Fui transitando por minhas paixões, e não só na seara da música: João Bosco, Mario Vargas Llosa, Saramago. Ultimamente, um escritor que me deixa num estado parecido é o Ian McEwan. Trata-se de um britânico nascido em 1948 e que escreve romances memoráveis. Dele destaco "Na praia", por exemplo, e "Reparação", que foi (muito bem) adaptado para o cinema, com o título "Desejo e reparação": se vir este DVD na locadora mais próxima, não deixe escapar.

Agora, o sujeito lançou um novo romance: "Solar". Conta a história de Michael Beard, um sujeito que, vinte anos atrás, ganhou o Nobel pela descoberta d Coflação, um negócio que eu deixo para vocês entenderem nas palavras do próprio McEwan, que fez um pesquisa porreta na área. Do prêmio para cá, o personagem se transformou num pária da ciência: gordo, desleixado, pouco se importando com o futuro do planeta, área em que foi notabilizado pelo Nobel.

O livro tem de tudo um pouco: adultério, morte, ameaças. Lido assim, parece resenha de produto de um Sidney Sheldon, o que não fala a verdade a respeito do romance. Além de putamente (perdão, o advérbio é perfeito) bem escrito, nele o autor desfia toda sua capacidade de contador de histórias e de prospector da alma dos homens. Sobretudo dos homens mais canalhas que você puder imaginar.

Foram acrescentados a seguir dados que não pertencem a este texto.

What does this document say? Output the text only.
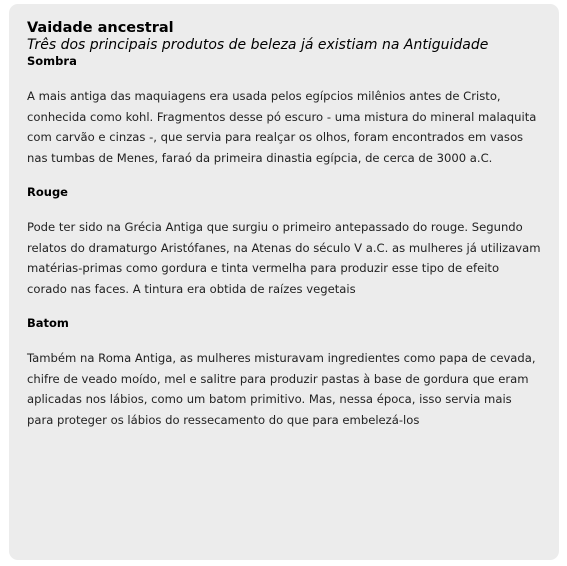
Vaidade ancestral

Três dos principais produtos de beleza já existiam na Antiguidade

Sombra

A mais antiga das maquiagens era usada pelos egípcios milênios antes de Cristo, conhecida como kohl. Fragmentos desse pó escuro - uma mistura do mineral malaquita com carvão e cinzas -, que servia para realçar os olhos, foram encontrados em vasos nas tumbas de Menes, faraó da primeira dinastia egípcia, de cerca de 3000 a.C.

Rouge

Pode ter sido na Grécia Antiga que surgiu o primeiro antepassado do rouge. Segundo relatos do dramaturgo Aristófanes, na Atenas do século V a.C. as mulheres já utilizavam matérias-primas como gordura e tinta vermelha para produzir esse tipo de efeito corado nas faces. A tintura era obtida de raízes vegetais

Batom

Também na Roma Antiga, as mulheres misturavam ingredientes como papa de cevada, chifre de veado moído, mel e salitre para produzir pastas à base de gordura que eram aplicadas nos lábios, como um batom primitivo. Mas, nessa época, isso servia mais para proteger os lábios do ressecamento do que para embelezá-los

O final é magistral, a cena que encerra o livro é digna de eternização em museu de cera, sei lá.
O escritor está entre os "grandes" da literatura contemporânea, e não à toa.
Se puder, leia.

terça-feira, 4 de janeiro de 2011

Há esperança

O livro atende pelo nome de Clube do livro. Só isso já me faria voltar os olhos para ele com mais atenção, como se sua capa reluzisse para mim de um modo diferente. Então, li o subtítulo: ser leitor - que diferença faz? 
Foi amor à primeira vista.
A autora é a Luzia de Maria, doutora em Letras pela USP e atualmente professora da UFF. Minha conterrânea, essa niteroiense começou em 1982 um tal "clube do livro" com seus alunos de uma escola pública antiga de Niterói, o Liceu Nilo Peçanha (aliás, minhas irmãs, mais velhas que eu, estudaram no Liceu). 

Batalha sem perdedores, entre amigos. Tratava-se, num lado do ringue, de uma professora apaixonada por leitura e livros e, do outro lado, de alunos sedentos de aprender de uma forma mais prazerosa do que naquelas preleções maçantes com regras gramaticais brotando feito coelhos pela boca do coitado do professor que fica lá na frente.

Também sou professor. No fundamental. E sei o quanto é chato para os alunos terem aulas gramaticais. Sempre disse a eles que um bom livro lido com atenção vale por uns três meses de aula careta. Que a leitura te deixa mais capaz de ler - não só livros, mas o próprio mundo, como um texto. Em resumo, um bom leitor está apto a ser um bom interpretador do mundo, um sujeito crítico que terá menos chance, por exemplo, de ser emgambelado por qualquer político. 
O saber é porreta mesmo.

Mas voltando à Luzia de Maria e a seu livro delicioso: o objetivo do clube do livro era formar leitores. E a Luzia conseguiu. E conta isso, inclusive com direito a uma história que se passou com ela. Já conto. Vou buscar um café.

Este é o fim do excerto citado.